إن أجري إلا على الله وأمرت أن أكون من المسلمين
Upahku tidak lain hanyalah dari Allah belaka. Dan aku diperintahkan supaya aku termasuk golongan orang-orang yang berserah diri (kepada-Nya) (QS Yunus 32).
            Di samping ayat di atas, masih ada beberapa ayat lainnya yang menunjukkan penggunaan kata muslim atau muslimun (isim fa’il dari kata asalama) dalam pengertian bahasa, yakni berarti munqaad atau munqaaduun (orang-orang yang patuh, tunduk, berserah diri).
            Hanya saja, kata Islam dalam pengertian bahasa tersebut telah dipindahkan maknanya oleh syara’, menjadi nama agama yang diturunkan oleh Allah SWT kepada Nabi Muhammad SAW. Makna ini, misalnya, terdapat dalam firman Allah SWT:
اليوم أكملت لكم دينكم وأتممت عليكم نعمتي ورضيت لكم الإسلام دينا
            "Pada hari ini, telah Ku-sempurnakan untuk kalian agama kalian, dan telah Ku-cukupkan kepada kalian ni'mat-Ku, dan telah Ku-ridlai Islam itu menjadi agama bagi kalian." (QS. Al Maa'idah : 3).
            Ayat ini secara jelas menyatakan bahwa Islam adalah dien yang diridloi oleh Allah SWT sebagai dien seluruh manusia sejak diutusnya Nabi Muhammad SAW hingga hari kiamat. Allah SWT juga menegaskan bahwa hanya Islam diridloi:
إن الدين عند الله الإسلام
Sesungguhnya agama (yang diridloi) disisi Allah hanyalah Islam (Ali Imron 19).
            Oleh karenanya, siapa pun yang menjadikan selain  Islam  sebagai agamanya (termasuk juga sebagai ideologinya), maka tertolaklah ia. Karena agama selain agama Islam adalah agama batil yang tidak boleh dipeluk. Aga itu hanya akan mengantarkan manusia pada kesesatan dan kesengsaraan di dunia dan akhirat.
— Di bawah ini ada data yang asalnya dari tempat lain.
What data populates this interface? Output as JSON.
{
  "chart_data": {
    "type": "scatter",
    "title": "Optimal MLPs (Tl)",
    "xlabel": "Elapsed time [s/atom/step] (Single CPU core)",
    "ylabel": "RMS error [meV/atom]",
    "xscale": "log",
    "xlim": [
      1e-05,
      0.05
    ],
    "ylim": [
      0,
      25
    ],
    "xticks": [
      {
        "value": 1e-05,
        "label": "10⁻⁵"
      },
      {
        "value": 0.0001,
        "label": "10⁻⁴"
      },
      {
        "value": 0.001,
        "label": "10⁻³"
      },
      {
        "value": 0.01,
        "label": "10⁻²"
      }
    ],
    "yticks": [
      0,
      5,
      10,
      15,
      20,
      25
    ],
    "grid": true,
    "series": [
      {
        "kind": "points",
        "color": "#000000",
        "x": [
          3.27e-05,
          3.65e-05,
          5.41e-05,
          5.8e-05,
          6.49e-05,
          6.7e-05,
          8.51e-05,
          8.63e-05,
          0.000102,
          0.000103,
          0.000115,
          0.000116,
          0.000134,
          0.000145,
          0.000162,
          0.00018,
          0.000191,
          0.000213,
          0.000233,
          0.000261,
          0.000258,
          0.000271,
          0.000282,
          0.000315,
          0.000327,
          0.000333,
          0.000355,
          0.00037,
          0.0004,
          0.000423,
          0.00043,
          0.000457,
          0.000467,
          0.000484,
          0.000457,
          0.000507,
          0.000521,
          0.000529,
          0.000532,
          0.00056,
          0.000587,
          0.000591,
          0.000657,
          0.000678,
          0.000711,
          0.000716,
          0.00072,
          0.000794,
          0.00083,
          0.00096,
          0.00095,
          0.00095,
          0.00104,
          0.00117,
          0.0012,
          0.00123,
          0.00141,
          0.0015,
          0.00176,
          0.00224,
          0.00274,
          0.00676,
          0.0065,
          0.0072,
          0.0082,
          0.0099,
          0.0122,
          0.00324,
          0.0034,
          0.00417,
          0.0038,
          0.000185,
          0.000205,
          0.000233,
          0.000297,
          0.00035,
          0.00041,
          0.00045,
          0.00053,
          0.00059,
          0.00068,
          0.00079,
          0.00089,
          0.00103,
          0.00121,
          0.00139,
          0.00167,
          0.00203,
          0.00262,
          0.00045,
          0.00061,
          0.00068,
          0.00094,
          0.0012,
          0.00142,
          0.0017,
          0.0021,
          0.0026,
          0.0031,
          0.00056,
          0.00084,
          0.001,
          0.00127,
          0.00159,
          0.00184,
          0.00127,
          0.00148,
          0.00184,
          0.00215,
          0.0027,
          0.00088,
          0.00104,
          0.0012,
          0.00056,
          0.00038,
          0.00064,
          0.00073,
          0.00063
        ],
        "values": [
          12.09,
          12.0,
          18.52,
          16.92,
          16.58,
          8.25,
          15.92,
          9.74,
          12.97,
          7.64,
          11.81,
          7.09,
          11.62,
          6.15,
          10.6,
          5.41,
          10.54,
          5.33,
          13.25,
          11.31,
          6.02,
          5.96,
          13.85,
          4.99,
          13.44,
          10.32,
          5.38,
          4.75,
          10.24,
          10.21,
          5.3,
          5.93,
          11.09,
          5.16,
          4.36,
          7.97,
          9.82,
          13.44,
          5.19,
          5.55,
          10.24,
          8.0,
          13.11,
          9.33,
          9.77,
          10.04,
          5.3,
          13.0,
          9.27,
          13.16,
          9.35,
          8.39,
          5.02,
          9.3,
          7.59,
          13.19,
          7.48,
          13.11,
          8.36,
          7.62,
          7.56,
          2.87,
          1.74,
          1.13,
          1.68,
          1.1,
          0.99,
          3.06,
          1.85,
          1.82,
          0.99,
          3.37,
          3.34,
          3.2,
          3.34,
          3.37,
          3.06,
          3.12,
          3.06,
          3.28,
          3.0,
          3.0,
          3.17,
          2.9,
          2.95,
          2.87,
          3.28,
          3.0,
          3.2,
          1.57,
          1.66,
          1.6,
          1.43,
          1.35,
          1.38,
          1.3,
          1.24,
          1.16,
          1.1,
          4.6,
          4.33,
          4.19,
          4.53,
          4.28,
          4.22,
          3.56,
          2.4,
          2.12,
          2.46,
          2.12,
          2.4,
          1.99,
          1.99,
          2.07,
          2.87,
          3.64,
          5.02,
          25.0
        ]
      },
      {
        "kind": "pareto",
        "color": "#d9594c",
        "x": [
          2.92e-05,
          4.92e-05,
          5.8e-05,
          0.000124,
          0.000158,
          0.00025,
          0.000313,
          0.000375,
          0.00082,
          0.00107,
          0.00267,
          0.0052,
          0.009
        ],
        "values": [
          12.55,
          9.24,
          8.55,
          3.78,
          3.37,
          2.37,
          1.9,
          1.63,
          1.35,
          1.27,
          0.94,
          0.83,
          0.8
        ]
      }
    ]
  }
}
Allah SWT berfirman:
ومن يبتغ غير الإسلام دينا فلن يقبل منه وهو في الأخرة من الخاسرين
Barang siapa  yang mencari agama selain agama Islam, maka sekali-kali tidak akan diterima (agama itu), dan ia di  akhirat termasuk orang yang merugi (QS Ali Imron 85).
            Ketika Rasulullah SAW ditanya oleh  Malaikat Jibril tentang Islam, beliau juga menjelaskan makna Islam dengan sebuah pengertian  yang berbeda dengan makna bahasanya,  dengan sabda beliau:
الإسلام أن تشهد أن لا إله إلا الله وأن محمدا رسول الله وتقيم الصلاة وتؤتي الزكاة وتصوم رمضان وتحج البيت إن استطعت إليه سبيلا
Islam itu engkau bersaksi bahwa sesungguhnya tidak ada ilah selain Allah dan sesungguhnya Muhammad itu utusan Allah, engkau mendirikan sholat, mengeluarkan zakat, berpuasa pada bulan Ramadlan, dan mengerjakan ibadah haji ke baitullah jika engkau mampu melakukannya (HR Muslim dari Umar ra).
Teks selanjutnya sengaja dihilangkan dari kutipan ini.